I wonder, if midwifery as a metaphor frames what we are doing together as a the Committee on Theological Education, TEF Seminary Support Network, community in theological education in the PC(USA), and the PC(USA) more broadly? Could we midwife theological schools, theological educators, church leaders and church bodies who are giving birth to what’s next in theological education and the church? Nancy Ramsay, one our newest COTE members, has reflected on the metaphor of midwifery in the art of pastoral diagnosis. She notes,
In a culture anxious about both power and authority, (midwifery as a) metaphor offers us a way of joining caring, authentic presence and expertise while recovering the collaborative, differentiated authority … .
She goes on to say, “Childbirth can be complicated. It is never painless. Babies are not always healthy or wanted. Infertility is painfully common.” Midwives sit with the woman in labor. They are a coach to coax the baby, calm and comfort the mother by actively listening to needs, and addressing those needs often before the mother asks or thinks about them. In some contexts, globally and locally, midwives visit the mother and child after the birth and help around the house doing jobs to support the mother and newborn like washing the laundry!
Whether you are reading news from the Association of Theological Schools, The Christian Century, Christianity Today, blogs on NEXT Church, seminary mission statements, or reports to the 221st General Assembly on theological education one thing is clear; something new is being born. No one really knows who or what exactly isnext, but most who are in this conversation seem to be concerned. Some have answers based on there research and others on the same volumes of research have completely different answers.
Wendy Fletcher, professor of the history of Christianity and former principal (president) at Vancouver School of Theology and chair of the board of the Forum for Theological Education (FTE) described how she sees the future of theological education as “much lighter on its feet.”
If ever there was a day when its resources are needed in front of the change rather than behind it, that day is today. Our context is one in which traditional models of Christian practice are in decline and one in which the Spirit of God appears to blowing manifold news forms of Christian practice everywhere on the ground of our culture.
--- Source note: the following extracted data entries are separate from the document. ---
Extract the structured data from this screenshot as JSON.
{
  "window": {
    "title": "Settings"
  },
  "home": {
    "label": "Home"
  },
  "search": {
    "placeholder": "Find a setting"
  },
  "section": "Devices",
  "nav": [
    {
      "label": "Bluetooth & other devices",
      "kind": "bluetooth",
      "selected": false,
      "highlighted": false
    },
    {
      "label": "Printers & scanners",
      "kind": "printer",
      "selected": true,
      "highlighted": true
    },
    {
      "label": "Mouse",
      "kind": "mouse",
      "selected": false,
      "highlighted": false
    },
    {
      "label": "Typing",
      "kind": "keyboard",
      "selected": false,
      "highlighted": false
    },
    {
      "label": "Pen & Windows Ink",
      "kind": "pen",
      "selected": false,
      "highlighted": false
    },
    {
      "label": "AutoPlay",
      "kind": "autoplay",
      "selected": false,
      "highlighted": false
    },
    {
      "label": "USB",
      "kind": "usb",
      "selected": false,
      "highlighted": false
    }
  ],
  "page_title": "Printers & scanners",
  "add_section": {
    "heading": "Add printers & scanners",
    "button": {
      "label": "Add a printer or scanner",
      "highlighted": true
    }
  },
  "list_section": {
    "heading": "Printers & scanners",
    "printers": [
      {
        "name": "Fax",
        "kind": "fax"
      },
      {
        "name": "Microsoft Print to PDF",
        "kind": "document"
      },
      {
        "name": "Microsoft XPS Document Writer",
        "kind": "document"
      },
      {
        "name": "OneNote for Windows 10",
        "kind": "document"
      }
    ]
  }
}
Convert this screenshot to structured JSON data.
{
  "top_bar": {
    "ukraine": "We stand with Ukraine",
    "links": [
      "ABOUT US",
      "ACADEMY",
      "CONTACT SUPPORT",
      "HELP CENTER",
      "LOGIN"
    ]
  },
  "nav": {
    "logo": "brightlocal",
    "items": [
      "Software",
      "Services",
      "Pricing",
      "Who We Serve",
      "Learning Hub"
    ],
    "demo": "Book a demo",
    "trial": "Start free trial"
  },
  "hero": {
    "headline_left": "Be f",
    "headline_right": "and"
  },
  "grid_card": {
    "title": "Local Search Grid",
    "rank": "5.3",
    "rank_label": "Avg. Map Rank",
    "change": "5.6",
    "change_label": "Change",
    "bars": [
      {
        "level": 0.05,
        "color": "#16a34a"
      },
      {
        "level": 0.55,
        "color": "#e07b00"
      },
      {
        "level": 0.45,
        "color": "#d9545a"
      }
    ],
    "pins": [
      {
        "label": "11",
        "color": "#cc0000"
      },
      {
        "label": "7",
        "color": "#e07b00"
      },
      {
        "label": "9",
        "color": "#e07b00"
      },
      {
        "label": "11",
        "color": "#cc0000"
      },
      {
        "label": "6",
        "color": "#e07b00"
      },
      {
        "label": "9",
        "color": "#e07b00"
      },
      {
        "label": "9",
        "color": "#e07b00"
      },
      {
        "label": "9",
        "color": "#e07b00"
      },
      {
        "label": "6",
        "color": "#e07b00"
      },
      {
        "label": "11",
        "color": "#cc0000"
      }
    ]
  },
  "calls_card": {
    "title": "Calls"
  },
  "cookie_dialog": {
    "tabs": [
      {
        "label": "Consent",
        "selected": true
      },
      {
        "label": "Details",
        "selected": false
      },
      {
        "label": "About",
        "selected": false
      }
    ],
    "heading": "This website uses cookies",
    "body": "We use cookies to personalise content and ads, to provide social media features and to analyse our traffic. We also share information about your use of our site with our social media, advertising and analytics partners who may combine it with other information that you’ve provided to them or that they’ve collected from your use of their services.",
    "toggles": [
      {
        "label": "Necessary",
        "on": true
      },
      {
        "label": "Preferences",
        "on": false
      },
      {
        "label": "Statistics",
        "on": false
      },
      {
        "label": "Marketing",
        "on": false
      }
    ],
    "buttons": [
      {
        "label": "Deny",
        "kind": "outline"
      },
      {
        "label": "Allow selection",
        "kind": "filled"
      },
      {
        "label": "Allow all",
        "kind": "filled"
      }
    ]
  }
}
Only theological education that embraces this, not as crisis but as kairos, as the opportunity that God is giving us for faithful following in this generation, will thrive.
What’s next? What is being birthed in theological education is a complicated process involving multiple powers and associations, not the least of which is accreditors. The context in which the birthing is taking place should be considered as well as the health of the mother and the child.
The story of Shiprah and Puah, the midwives for Israel, may be helpful here. Their courage and respect for God over the authority of Pharoah defined them and allowed them to foster the birth of a new generation and people that they recognized as able to multiply and become “very strong.” I also like that there were two, not just one midwife who was named. They worked together.
As we read the business before COTE, we considered how we together could give birth to what God wants to live, multiply, and be strong in theological education in the days, months, years, and generations to come. Maybe we could do the same for the church and the world as we consider the business before the 221st General Assembly being posted now to be considered June 14-12 in Detroit, MI.
Lee, back in Louisville
(The text above represents a portion of my report to the COTE, Feb. 25 at its stated meeting.)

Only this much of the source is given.